Mercury probes are also different than those used for other power plant emissions, due in part to mercury’s volatility and ability to be absorbed by other components. As a result, mercury probes require special conditioning and treatment. Mercury probes are typically designed to remove moisture from the mercury sample. “Most mercury probes use the inertial filter probe design, which minimizes the particulate build-up that mercury will react with,” says Dene.
A consensus within the industry is that the big year for mercury CEMS will be 2007. “There aren’t too many commitments yet for mercury CEMS, because the compliance date is still several years away and because there are still too many things that can change before mercury CEMS are needed,” says Vojtko, whose company installed the first mercury CEMS to operate continuously at a coal-fired power plant in the United States at PSEG’s Hudson Generating Station in Jersey City, New Jersey. Horiba’s DM-6 system has also been demonstrated in short-term evaluations at Kansas City Power & Light’s Hawthorn Plant and EPA test sites. “I would say none of the systems out there are quite in their final state,” says Vojtko. “There are still lots of tweaks and modifications that must be made.”
EPRI has been working on a manual approach to mercury measurement, whereby mercury is absorbed on a carbon trap that is then taken to a laboratory where it is measured using atomic absorption or fluorescence. The QuickSEM method (quicksilver emissions monitoring system) is based on modifying a technique for capturing both elemental and oxidized mercury. The technique was simplified by eliminating the portion that captures oxidized mercury and trapping both oxidized and elemental Hg on a single carbon trap. The method is currently allowed for mercury measurement under Appendix K of the Clean Air Act, and while it is labor intensive and does not provide real-time data, it represents a far less capital intensive approach to mercury monitoring.
“We envision sampling over a week and you would get an integrated average of what your plant’s mercury emissions have been,” says Dene. In accepting the method and adapting it to Appendix K, EPA requires dual train sampling, and a spiked third section. The spiked third section is intended to demonstrate that the analysis records all the mercury.

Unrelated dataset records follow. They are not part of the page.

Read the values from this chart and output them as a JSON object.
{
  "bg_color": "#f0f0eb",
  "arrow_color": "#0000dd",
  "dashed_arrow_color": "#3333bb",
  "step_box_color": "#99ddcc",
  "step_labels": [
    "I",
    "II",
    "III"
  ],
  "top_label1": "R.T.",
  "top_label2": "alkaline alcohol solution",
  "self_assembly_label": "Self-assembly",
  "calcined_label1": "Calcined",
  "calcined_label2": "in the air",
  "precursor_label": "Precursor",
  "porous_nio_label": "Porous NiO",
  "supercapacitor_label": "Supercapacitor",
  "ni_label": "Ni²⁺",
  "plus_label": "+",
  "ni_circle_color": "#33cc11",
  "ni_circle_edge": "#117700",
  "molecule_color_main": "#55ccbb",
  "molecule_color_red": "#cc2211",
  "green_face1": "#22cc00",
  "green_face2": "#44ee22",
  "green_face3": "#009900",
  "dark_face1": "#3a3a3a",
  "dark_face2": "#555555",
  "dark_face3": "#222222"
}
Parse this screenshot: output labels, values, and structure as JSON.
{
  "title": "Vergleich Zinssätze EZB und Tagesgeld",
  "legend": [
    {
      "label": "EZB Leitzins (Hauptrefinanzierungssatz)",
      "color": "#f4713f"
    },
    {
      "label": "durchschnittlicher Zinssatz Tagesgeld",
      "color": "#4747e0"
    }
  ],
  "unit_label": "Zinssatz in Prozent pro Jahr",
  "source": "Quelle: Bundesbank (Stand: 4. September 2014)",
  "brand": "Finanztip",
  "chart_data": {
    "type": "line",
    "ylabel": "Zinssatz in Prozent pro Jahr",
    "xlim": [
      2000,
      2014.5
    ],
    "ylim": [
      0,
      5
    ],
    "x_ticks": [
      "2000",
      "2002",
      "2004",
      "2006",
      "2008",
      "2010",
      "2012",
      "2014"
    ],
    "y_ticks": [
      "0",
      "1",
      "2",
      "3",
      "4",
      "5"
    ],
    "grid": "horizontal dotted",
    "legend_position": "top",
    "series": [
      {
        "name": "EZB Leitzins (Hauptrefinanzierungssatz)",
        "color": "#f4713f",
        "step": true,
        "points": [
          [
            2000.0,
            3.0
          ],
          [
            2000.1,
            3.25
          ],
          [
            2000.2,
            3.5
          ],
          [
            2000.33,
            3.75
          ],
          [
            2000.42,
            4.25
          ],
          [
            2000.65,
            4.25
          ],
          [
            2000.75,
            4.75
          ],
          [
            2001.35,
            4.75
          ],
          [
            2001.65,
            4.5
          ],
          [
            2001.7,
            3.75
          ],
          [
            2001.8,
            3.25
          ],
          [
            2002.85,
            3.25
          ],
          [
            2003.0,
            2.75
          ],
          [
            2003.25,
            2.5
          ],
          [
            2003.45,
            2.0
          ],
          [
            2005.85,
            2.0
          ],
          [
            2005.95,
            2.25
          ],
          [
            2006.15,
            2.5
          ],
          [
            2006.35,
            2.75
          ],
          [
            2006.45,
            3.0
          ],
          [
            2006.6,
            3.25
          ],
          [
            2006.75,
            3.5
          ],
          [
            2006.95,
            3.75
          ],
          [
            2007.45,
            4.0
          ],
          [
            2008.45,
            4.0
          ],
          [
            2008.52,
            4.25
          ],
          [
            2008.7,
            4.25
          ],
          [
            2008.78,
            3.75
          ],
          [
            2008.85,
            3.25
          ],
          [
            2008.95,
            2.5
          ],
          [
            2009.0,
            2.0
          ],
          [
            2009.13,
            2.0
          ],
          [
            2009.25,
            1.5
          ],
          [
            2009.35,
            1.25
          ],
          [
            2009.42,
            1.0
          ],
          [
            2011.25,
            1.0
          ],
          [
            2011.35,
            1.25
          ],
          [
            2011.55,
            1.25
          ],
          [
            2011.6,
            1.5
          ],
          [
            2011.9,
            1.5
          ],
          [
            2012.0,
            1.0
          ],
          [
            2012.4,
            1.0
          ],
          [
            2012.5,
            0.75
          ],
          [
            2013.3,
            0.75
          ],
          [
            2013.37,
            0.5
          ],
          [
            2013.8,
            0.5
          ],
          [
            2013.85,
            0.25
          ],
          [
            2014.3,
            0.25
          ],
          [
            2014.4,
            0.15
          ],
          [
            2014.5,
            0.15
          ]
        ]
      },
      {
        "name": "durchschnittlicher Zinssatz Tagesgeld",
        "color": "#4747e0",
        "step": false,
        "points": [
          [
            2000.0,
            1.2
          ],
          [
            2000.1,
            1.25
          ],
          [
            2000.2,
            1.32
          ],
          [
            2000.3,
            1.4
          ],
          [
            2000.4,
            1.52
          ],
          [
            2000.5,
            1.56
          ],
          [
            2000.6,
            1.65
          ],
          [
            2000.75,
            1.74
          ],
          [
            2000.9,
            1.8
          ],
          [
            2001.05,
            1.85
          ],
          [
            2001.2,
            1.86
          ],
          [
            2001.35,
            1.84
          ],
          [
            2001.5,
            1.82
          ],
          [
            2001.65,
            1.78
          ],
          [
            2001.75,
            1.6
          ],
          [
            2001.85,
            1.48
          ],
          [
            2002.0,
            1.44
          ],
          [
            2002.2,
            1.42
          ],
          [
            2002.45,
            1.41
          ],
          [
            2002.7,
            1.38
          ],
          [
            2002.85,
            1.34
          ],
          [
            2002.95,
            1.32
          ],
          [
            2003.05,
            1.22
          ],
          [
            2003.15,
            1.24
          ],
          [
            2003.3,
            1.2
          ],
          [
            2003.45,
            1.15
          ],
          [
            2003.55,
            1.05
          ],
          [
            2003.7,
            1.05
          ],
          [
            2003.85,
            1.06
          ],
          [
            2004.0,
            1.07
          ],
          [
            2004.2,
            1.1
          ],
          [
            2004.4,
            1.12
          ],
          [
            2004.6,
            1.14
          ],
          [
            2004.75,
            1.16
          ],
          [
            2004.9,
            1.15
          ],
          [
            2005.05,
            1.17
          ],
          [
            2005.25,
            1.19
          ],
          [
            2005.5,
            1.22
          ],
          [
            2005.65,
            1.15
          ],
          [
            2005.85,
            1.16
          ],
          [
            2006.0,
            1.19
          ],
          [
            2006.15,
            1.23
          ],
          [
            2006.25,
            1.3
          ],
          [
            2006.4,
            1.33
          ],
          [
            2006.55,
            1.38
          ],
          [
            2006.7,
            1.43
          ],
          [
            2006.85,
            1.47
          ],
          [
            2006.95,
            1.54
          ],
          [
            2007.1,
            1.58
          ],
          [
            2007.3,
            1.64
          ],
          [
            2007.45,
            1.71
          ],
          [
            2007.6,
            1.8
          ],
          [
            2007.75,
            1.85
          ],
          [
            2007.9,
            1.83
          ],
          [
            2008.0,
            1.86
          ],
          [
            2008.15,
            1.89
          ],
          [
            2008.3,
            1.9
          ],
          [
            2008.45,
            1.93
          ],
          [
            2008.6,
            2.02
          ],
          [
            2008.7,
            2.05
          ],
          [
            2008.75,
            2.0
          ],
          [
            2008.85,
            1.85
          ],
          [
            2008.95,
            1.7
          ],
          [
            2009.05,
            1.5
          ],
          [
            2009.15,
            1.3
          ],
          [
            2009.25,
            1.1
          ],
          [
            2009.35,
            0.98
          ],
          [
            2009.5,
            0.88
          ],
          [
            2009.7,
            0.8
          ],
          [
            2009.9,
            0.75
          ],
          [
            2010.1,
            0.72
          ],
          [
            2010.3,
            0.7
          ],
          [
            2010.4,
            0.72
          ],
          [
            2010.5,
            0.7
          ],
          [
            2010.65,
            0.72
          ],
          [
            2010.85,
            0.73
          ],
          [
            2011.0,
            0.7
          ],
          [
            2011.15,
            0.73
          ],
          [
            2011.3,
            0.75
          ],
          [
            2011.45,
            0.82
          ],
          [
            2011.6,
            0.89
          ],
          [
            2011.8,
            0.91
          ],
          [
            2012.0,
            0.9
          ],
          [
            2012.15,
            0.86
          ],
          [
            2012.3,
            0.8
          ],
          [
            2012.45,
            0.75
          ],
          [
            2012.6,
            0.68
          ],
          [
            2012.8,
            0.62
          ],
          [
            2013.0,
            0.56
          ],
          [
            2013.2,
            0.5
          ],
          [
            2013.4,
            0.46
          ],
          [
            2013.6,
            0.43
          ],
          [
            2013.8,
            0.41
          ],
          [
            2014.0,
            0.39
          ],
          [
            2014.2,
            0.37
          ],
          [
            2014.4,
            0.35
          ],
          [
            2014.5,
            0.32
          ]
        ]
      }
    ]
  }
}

All told, the capital cost for non-mercury CEMS (often referred to as “acid rain” CEMS), including data acquisition, analyzers, conditioning, probes, and sample lines, will come to at least $100,000 per unit. Mercury CEMS cost much more. Analyzers alone can cost four times what conventional CEMS analyzers cost. In addition, special software programming needed to keep abreast of specific situations must also be considered. Under service agreements, data companies typically charge about $200,000 per year to keep systems current.
Also, a major change in how CEMS data is reported and formatted is coming over the next few years.
The move will take data collection out of the mainframe computer realm and put it into formats more easily assimilated and processed by modern computers by conversion to XML format – a Web-based and database-friendly format. That will require new software for CEMS owners and operators.
“This requires software providers to produce new CEMS programs and also opens the door for EPA to very easily request additional data, maybe even source by source,” says Mark Shell, who is vice president of ESC, whose CEMS software is presently operating in about 500 U.S. power plants. “For example, they could have a source that is of specific concern and might require that source to report something a little bit different than another source. That was almost impossible before because the old reporting format was very fixed.
Beta testing of the new CEMS EPA XML format starts in 2007, and 2008 will be a transition year. The new reporting protocol will become required in 2009.